Après le concluant Une Vie à t’attendre, le second long-métrage de Thierry Klifa bénéficie d’une distribution quatre étoiles, au sein de laquelle Géraldine Pailhas et Michael Cohen font déjà figure d’acteurs fétiches. Une fidélité également entretenue dans l’écriture puisque le metteur en scène fait de nouveau appel à la plume de Christopher Thompson. Le Héros de la famille possédait donc d’emblée ce critère familial, sujet principal du film. La famille et tout ce que cela comporte de conflits, de secrets, mais aussi de tendresse et de solidarité.

LE HEROS DE LA FAMILLE
Un film de Thierry Klifa
Avec Gérard Lanvin, Catherine Deneuve, Emmanuelle Béart, Géraldine Pailhas, Miou Miou, Claude Brasseur, Michael Cohen, Valérie Lemercier
Durée : 1h40
Date de sortie : 20 décembre 2006



Lorsque Gabriel, le patron charismatique et adulé du cabaret le Perroquet Bleu, meurt, ses héritiers se retrouvent, se disputent, se pardonnent. Chacun y voit l’occasion de révéler sa vérité, son secret ou ses doutes.

Film choral où glamour du monde de la nuit et complexité des rapports familiaux s’entremêlent ave aisance, Le Héros de la famille s’apprécie d’abord comme une déclaration d’amour au métier d’acteur. Thierry Klifa aime ses acteurs et cela se ressent de l’écriture des personnages jusqu’aux choix de mise en scène (Emmanuel Béart et Géraldine Pailhas lovées dans la lumière tamisée des projecteurs, Gérard Lanvin et Catherine Deneuve s’embrassant devant un coucher de soleil…).

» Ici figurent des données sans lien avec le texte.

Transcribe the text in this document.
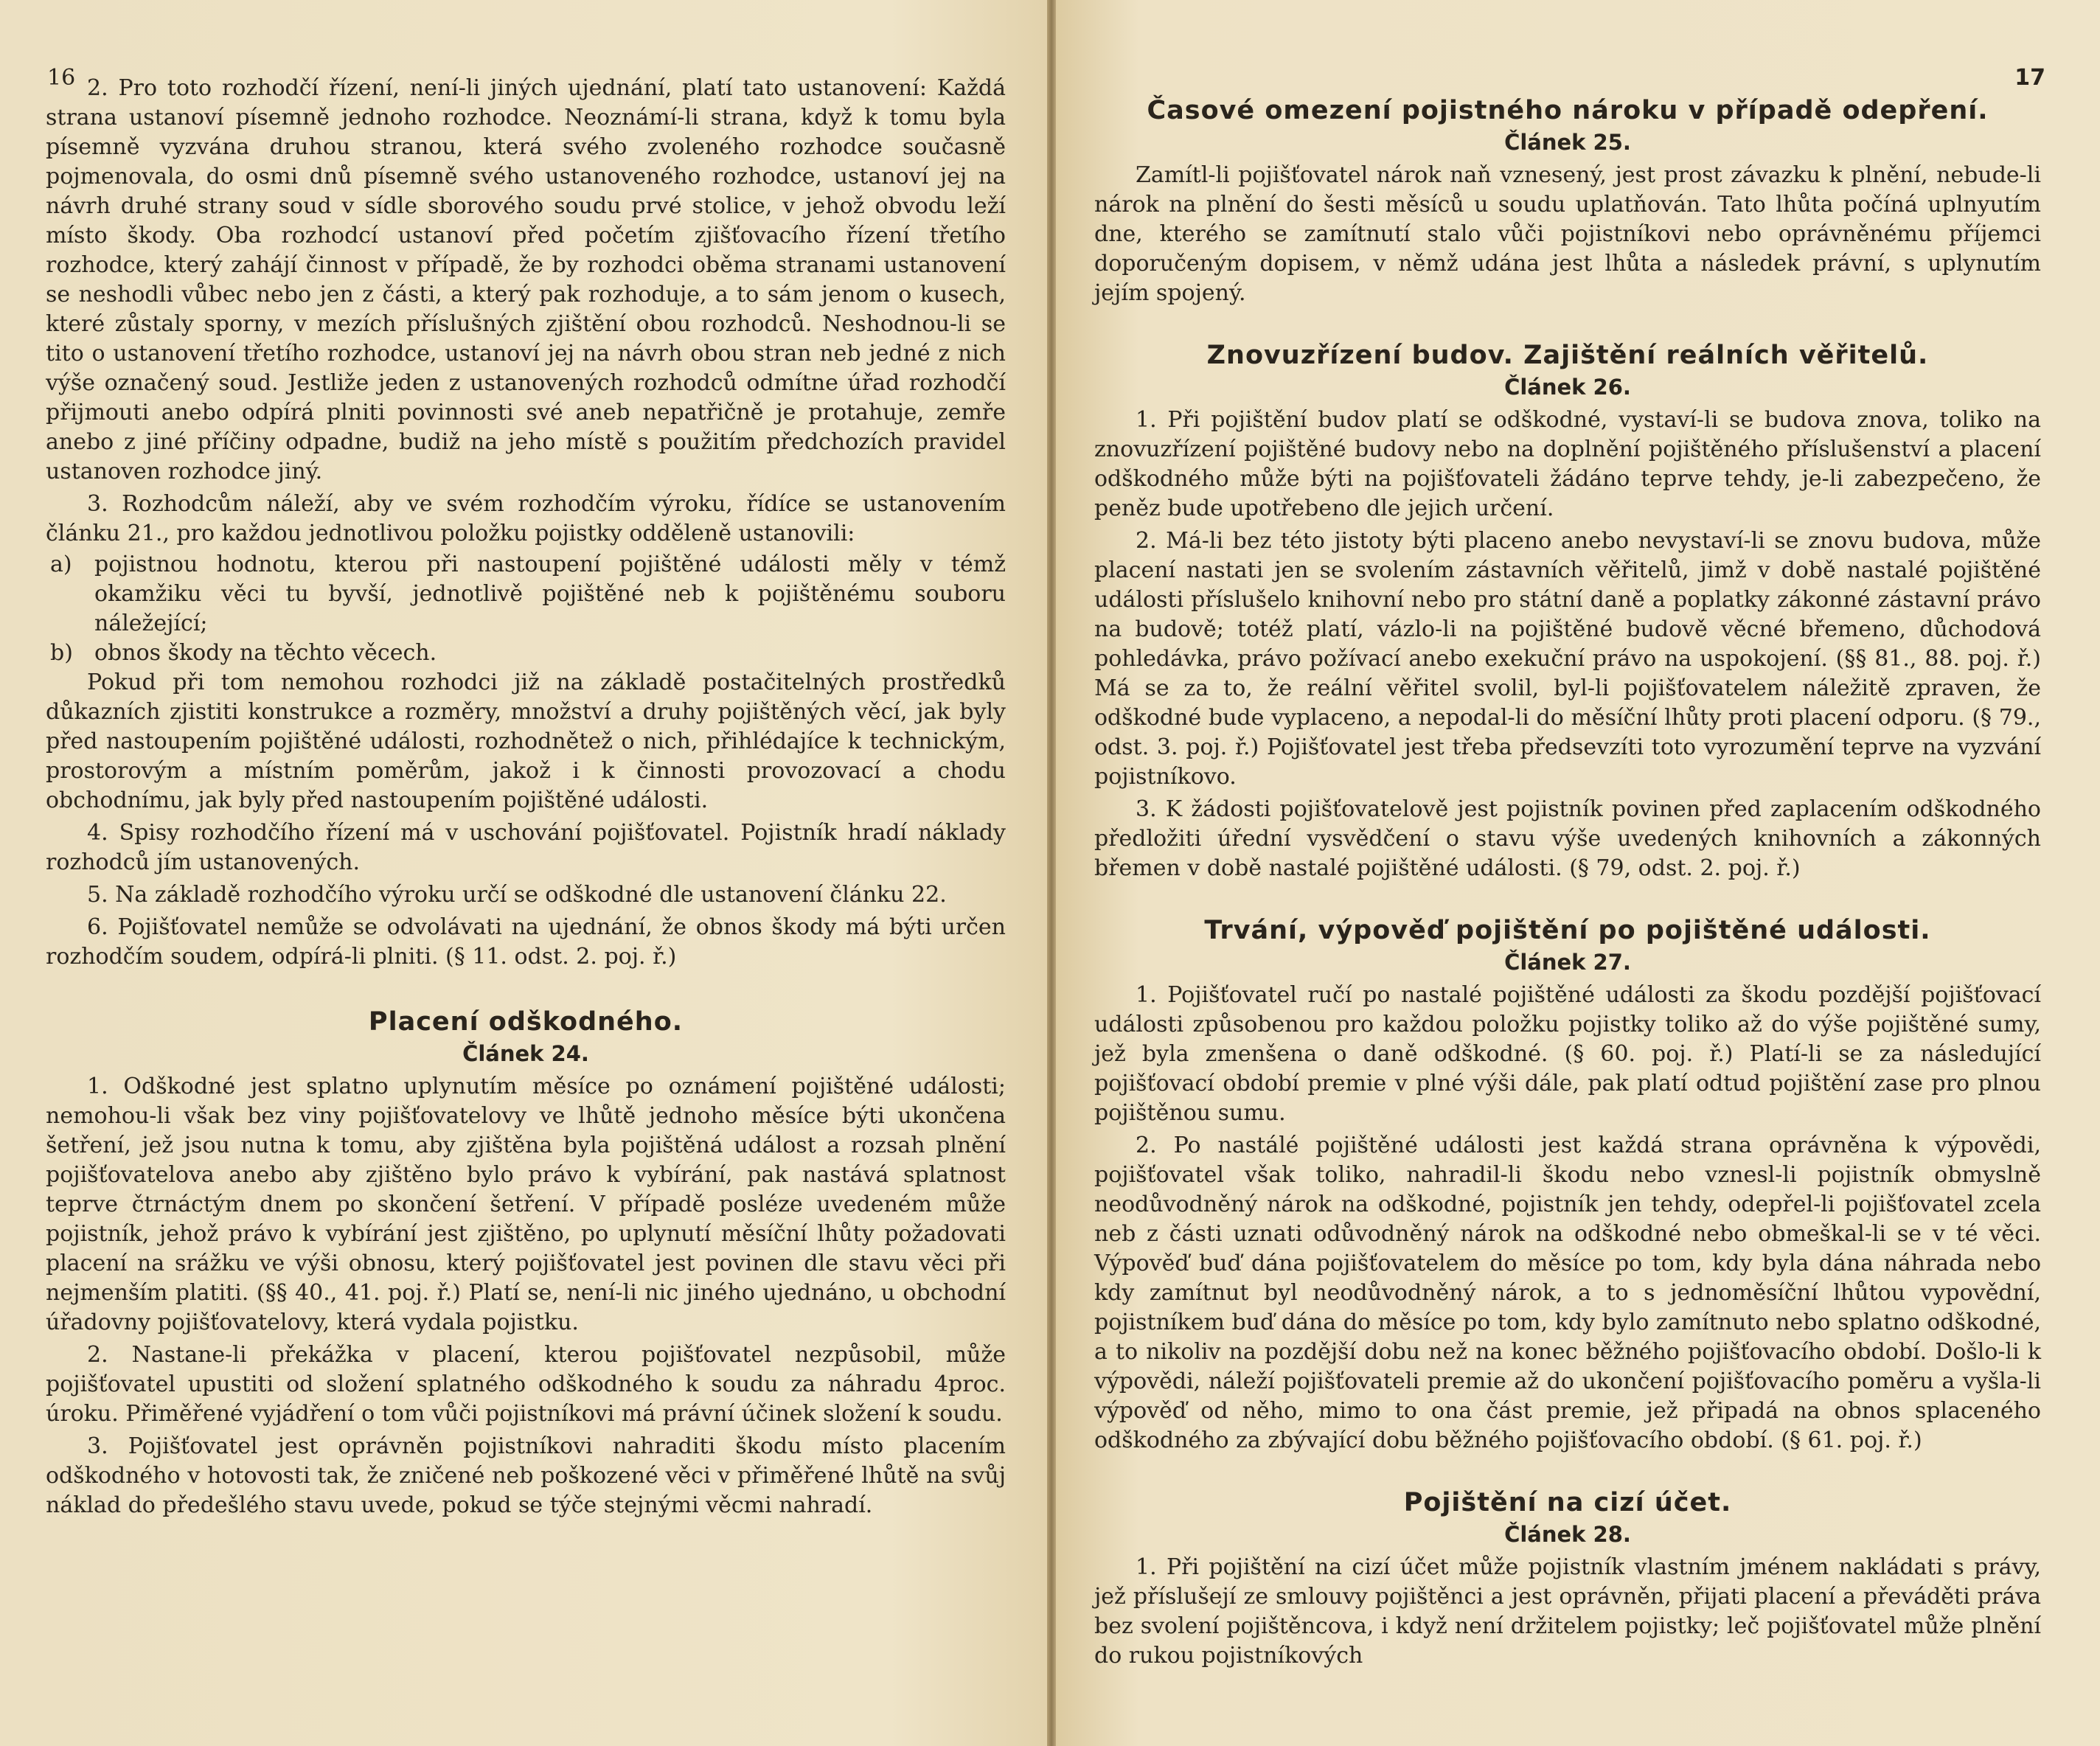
16 2. Pro toto rozhodčí řízení, není-li jiných ujednání, platí tato ustanovení: Každá strana ustanoví písemně jednoho rozhodce. Neoznámí-li strana, když k tomu byla písemně vyzvána druhou stranou, která svého zvoleného rozhodce současně pojmenovala, do osmi dnů písemně svého ustanoveného rozhodce, ustanoví jej na návrh druhé strany soud v sídle sborového soudu prvé stolice, v jehož obvodu leží místo škody. Oba rozhodcí ustanoví před početím zjišťovacího řízení třetího rozhodce, který zahájí činnost v případě, že by rozhodci oběma stranami ustanovení se neshodli vůbec nebo jen z části, a který pak rozhoduje, a to sám jenom o kusech, které zůstaly sporny, v mezích příslušných zjištění obou rozhodců. Neshodnou-li se tito o ustanovení třetího rozhodce, ustanoví jej na návrh obou stran neb jedné z nich výše označený soud. Jestliže jeden z ustanovených rozhodců odmítne úřad rozhodčí přijmouti anebo odpírá plniti povinnosti své aneb nepatřičně je protahuje, zemře anebo z jiné příčiny odpadne, budiž na jeho místě s použitím předchozích pravidel ustanoven rozhodce jiný.

3. Rozhodcům náleží, aby ve svém rozhodčím výroku, řídíce se ustanovením článku 21., pro každou jednotlivou položku pojistky odděleně ustanovili:

a)	pojistnou hodnotu, kterou při nastoupení pojištěné události měly v témž okamžiku věci tu byvší, jednotlivě pojištěné neb k pojištěnému souboru náležející;
b) obnos škody na těchto věcech.

Pokud při tom nemohou rozhodci již na základě postačitelných prostředků důkazních zjistiti konstrukce a rozměry, množství a druhy pojištěných věcí, jak byly před nastoupením pojištěné události, rozhodnětež o nich, přihlédajíce k technickým, prostorovým a místním poměrům, jakož i k činnosti provozovací a chodu obchodnímu, jak byly před nastoupením pojištěné události.

4. Spisy rozhodčího řízení má v uschování pojišťovatel. Pojistník hradí náklady rozhodců jím ustanovených.

5. Na základě rozhodčího výroku určí se odškodné dle ustanovení článku 22.

6. Pojišťovatel nemůže se odvolávati na ujednání, že obnos škody má býti určen rozhodčím soudem, odpírá-li plniti. (§ 11. odst. 2. poj. ř.)

Placení odškodného.
Článek 24.

1. Odškodné jest splatno uplynutím měsíce po oznámení pojištěné události; nemohou-li však bez viny pojišťovatelovy ve lhůtě jednoho měsíce býti ukončena šetření, jež jsou nutna k tomu, aby zjištěna byla pojištěná událost a rozsah plnění pojišťovatelova anebo aby zjištěno bylo právo k vybírání, pak nastává splatnost teprve čtrnáctým dnem po skončení šetření. V případě posléze uvedeném může pojistník, jehož právo k vybírání jest zjištěno, po uplynutí měsíční lhůty požadovati placení na srážku ve výši obnosu, který pojišťovatel jest povinen dle stavu věci při nejmenším platiti. (§§ 40., 41. poj. ř.) Platí se, není-li nic jiného ujednáno, u obchodní úřadovny pojišťovatelovy, která vydala pojistku.

2. Nastane-li překážka v placení, kterou pojišťovatel nezpůsobil, může pojišťovatel upustiti od složení splatného odškodného k soudu za náhradu 4proc. úroku. Přiměřené vyjádření o tom vůči pojistníkovi má právní účinek složení k soudu.

3. Pojišťovatel jest oprávněn pojistníkovi nahraditi škodu místo placením odškodného v hotovosti tak, že zničené neb poškozené věci v přiměřené lhůtě na svůj náklad do předešlého stavu uvede, pokud se týče stejnými věcmi nahradí.

17
Časové omezení pojistného nároku v případě odepření.
Článek 25.

Zamítl-li pojišťovatel nárok naň vznesený, jest prost závazku k plnění, nebude-li nárok na plnění do šesti měsíců u soudu uplatňován. Tato lhůta počíná uplnyutím dne, kterého se zamítnutí stalo vůči pojistníkovi nebo oprávněnému příjemci doporučeným dopisem, v němž udána jest lhůta a následek právní, s uplynutím jejím spojený.

Znovuzřízení budov. Zajištění reálních věřitelů.
Článek 26.

1. Při pojištění budov platí se odškodné, vystaví-li se budova znova, toliko na znovuzřízení pojištěné budovy nebo na doplnění pojištěného příslušenství a placení odškodného může býti na pojišťovateli žádáno teprve tehdy, je-li zabezpečeno, že peněz bude upotřebeno dle jejich určení.

2. Má-li bez této jistoty býti placeno anebo nevystaví-li se znovu budova, může placení nastati jen se svolením zástavních věřitelů, jimž v době nastalé pojištěné události příslušelo knihovní nebo pro státní daně a poplatky zákonné zástavní právo na budově; totéž platí, vázlo-li na pojištěné budově věcné břemeno, důchodová pohledávka, právo požívací anebo exekuční právo na uspokojení. (§§ 81., 88. poj. ř.) Má se za to, že reální věřitel svolil, byl-li pojišťovatelem náležitě zpraven, že odškodné bude vyplaceno, a nepodal-li do měsíční lhůty proti placení odporu. (§ 79., odst. 3. poj. ř.) Pojišťovatel jest třeba předsevzíti toto vyrozumění teprve na vyzvání pojistníkovo.

3. K žádosti pojišťovatelově jest pojistník povinen před zaplacením odškodného předložiti úřední vysvědčení o stavu výše uvedených knihovních a zákonných břemen v době nastalé pojištěné události. (§ 79, odst. 2. poj. ř.)

Trvání, výpověď pojištění po pojištěné události.
Článek 27.

1. Pojišťovatel ručí po nastalé pojištěné události za škodu pozdější pojišťovací události způsobenou pro každou položku pojistky toliko až do výše pojištěné sumy, jež byla zmenšena o daně odškodné. (§ 60. poj. ř.) Platí-li se za následující pojišťovací období premie v plné výši dále, pak platí odtud pojištění zase pro plnou pojištěnou sumu.

2. Po nastálé pojištěné události jest každá strana oprávněna k výpovědi, pojišťovatel však toliko, nahradil-li škodu nebo vznesl-li pojistník obmyslně neodůvodněný nárok na odškodné, pojistník jen tehdy, odepřel-li pojišťovatel zcela neb z části uznati odůvodněný nárok na odškodné nebo obmeškal-li se v té věci. Výpověď buď dána pojišťovatelem do měsíce po tom, kdy byla dána náhrada nebo kdy zamítnut byl neodůvodněný nárok, a to s jednoměsíční lhůtou vypovědní, pojistníkem buď dána do měsíce po tom, kdy bylo zamítnuto nebo splatno odškodné, a to nikoliv na pozdější dobu než na konec běžného pojišťovacího období. Došlo-li k výpovědi, náleží pojišťovateli premie až do ukončení pojišťovacího poměru a vyšla-li výpověď od něho, mimo to ona část premie, jež připadá na obnos splaceného odškodného za zbývající dobu běžného pojišťovacího období. (§ 61. poj. ř.)

Pojištění na cizí účet.
Článek 28.

1. Při pojištění na cizí účet může pojistník vlastním jménem nakládati s právy, jež příslušejí ze smlouvy pojištěnci a jest oprávněn, přijati placení a převáděti práva bez svolení pojištěncova, i když není držitelem pojistky; leč pojišťovatel může plnění do rukou pojistníkových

Le réalisateur pousse ses interprètes à prendre des risques tout en évitant de les mettre gratuitement en difficulté. Claude Brasseur peut ainsi apparaître de manière assez surréaliste déguisé en femme sans être ridicule une seconde, bien au contraire. Géraldine Pailhas pousse la chansonnette avec une sensualité égale à celle d’Emmanuel Béart, et Catherine Deneuve campe un rôle d’ancienne beauté fatale avec une pointe d’autodérision rafraîchissante.

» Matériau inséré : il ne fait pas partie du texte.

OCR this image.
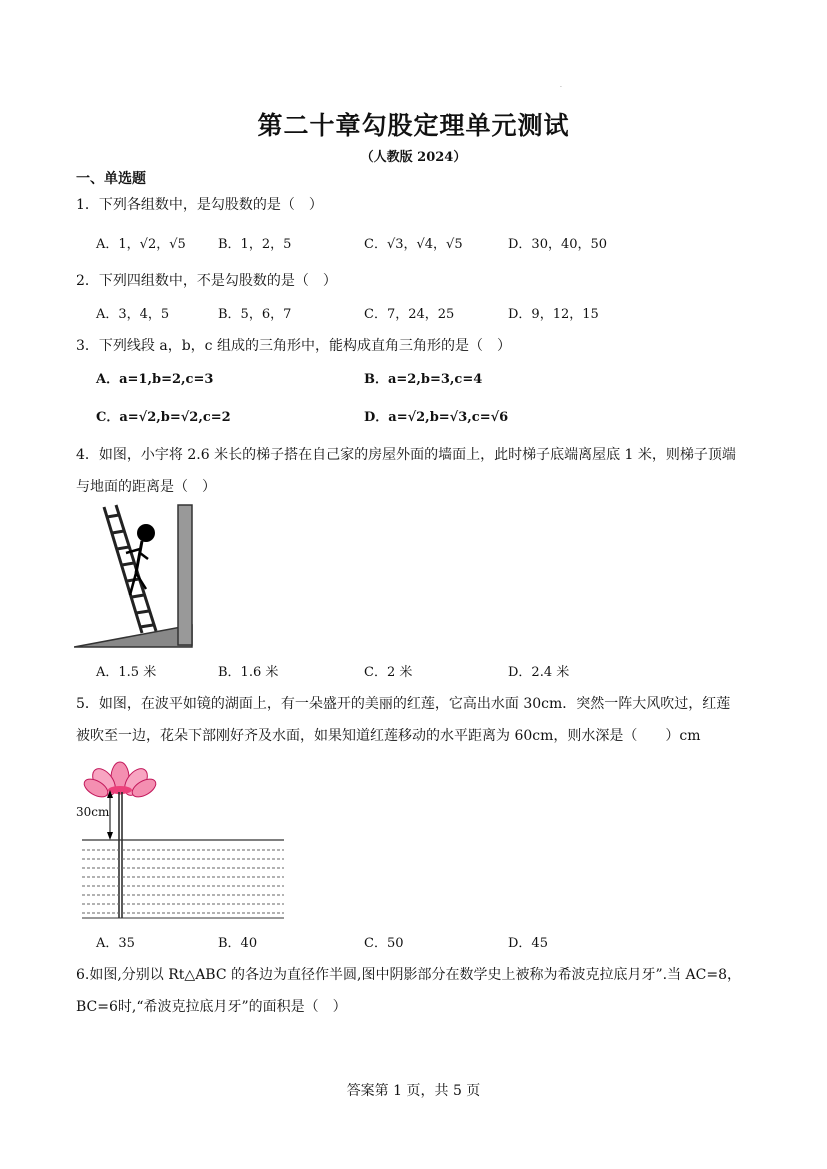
·
第二十章勾股定理单元测试
（人教版 2024）
一、单选题
1．下列各组数中，是勾股数的是（　）
A．1，√2，√5 B．1，2，5	C．√3，√4，√5	D．30，40，50
2．下列四组数中，不是勾股数的是（　）
A．3，4，5	B．5，6，7	C．7，24，25	D．9，12，15
3．下列线段 a，b，c 组成的三角形中，能构成直角三角形的是（　）
A．a=1,b=2,c=3	B．a=2,b=3,c=4
C．a=√2,b=√2,c=2	D．a=√2,b=√3,c=√6
4．如图，小宇将 2.6 米长的梯子搭在自己家的房屋外面的墙面上，此时梯子底端离屋底 1 米，则梯子顶端
与地面的距离是（　）
A．1.5 米	B．1.6 米	C．2 米	D．2.4 米
5．如图，在波平如镜的湖面上，有一朵盛开的美丽的红莲，它高出水面 30cm．突然一阵大风吹过，红莲
被吹至一边，花朵下部刚好齐及水面，如果知道红莲移动的水平距离为 60cm，则水深是（　　）cm
30cm
A．35	B．40	C．50	D．45
6.如图,分别以 Rt△ABC 的各边为直径作半圆,图中阴影部分在数学史上被称为希波克拉底月牙”.当 AC=8，
BC=6时,“希波克拉底月牙”的面积是（　）
答案第 1 页，共 5 页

Mais pour que cette affection pour les acteurs prenne tout sons sens, il fallait en toile de fond une histoire qui permette aux personnages d’évoluer tantôt avec sensualité, tantôt dans le registre de la comédie. Une mission accomplie grâce à la localisation de l’intrigue dans l’univers du cabaret, propice aux histoires les plus insolites, aux secrets enfouis dans l’épaisseur de la nuit, à la fantaisie et à la séduction. Le Perroquet Bleu devient un réservoir inépuisable de relations amoureuses inavouées, de maladie cachée, de rivalités exacerbées, mais aussi d’instants magiques où le spectacle et l’émotion sont présents chaque soir.


Les thèmes de prédilection de Christopher Thompson y trouvent évidemment leur place avec facilité. Les rapports parents/enfants, le questionnement sur ses origines, la description du monde du spectacle, Thierry Klifa savait la matière que son ami scénariste pouvait apporter. C’est sans doute ce qu’il désirait. Au milieu de ces thèmes attendus, le risque était d’étouffer les personnages. Un écueil que le duo Klifa/Thompson évite en inculquant à chaque protagoniste des traits de caractère extrêmement marqués. Chaque personnage possède ainsi des travers fortement accentués, tout en ayant un pouvoir de séduction tel qu’il suscite une réelle sympathie. Surtout, ces personnalités bien trempées portent l’histoire et non l’inverse.



Bien sûr, comme pour tout film choral finalement, une légère frustration peut ternir ce beau tableau. Tous ces personnages sont porteurs d’une histoire personnelle qui mériterait presque pour chacun un film entier. Or, Thierry Klifa ne peut qu’entrouvrir le roman de la vie de chaque personnage, laissant poindre une quantité innombrable de péripéties à conter mais ne faisant que les effleurer tout au plus. D’où quelques regrets.



Le Héros de la famille transmet en permanence à l’écran le glamour des paillettes et la réflexion sur ce qu’est, ou ce que devrait être une famille. Si la prise de conscience provient d’un drame, le film insuffle pourtant tout du long une touche d’espoir qui communique un bel optimisme.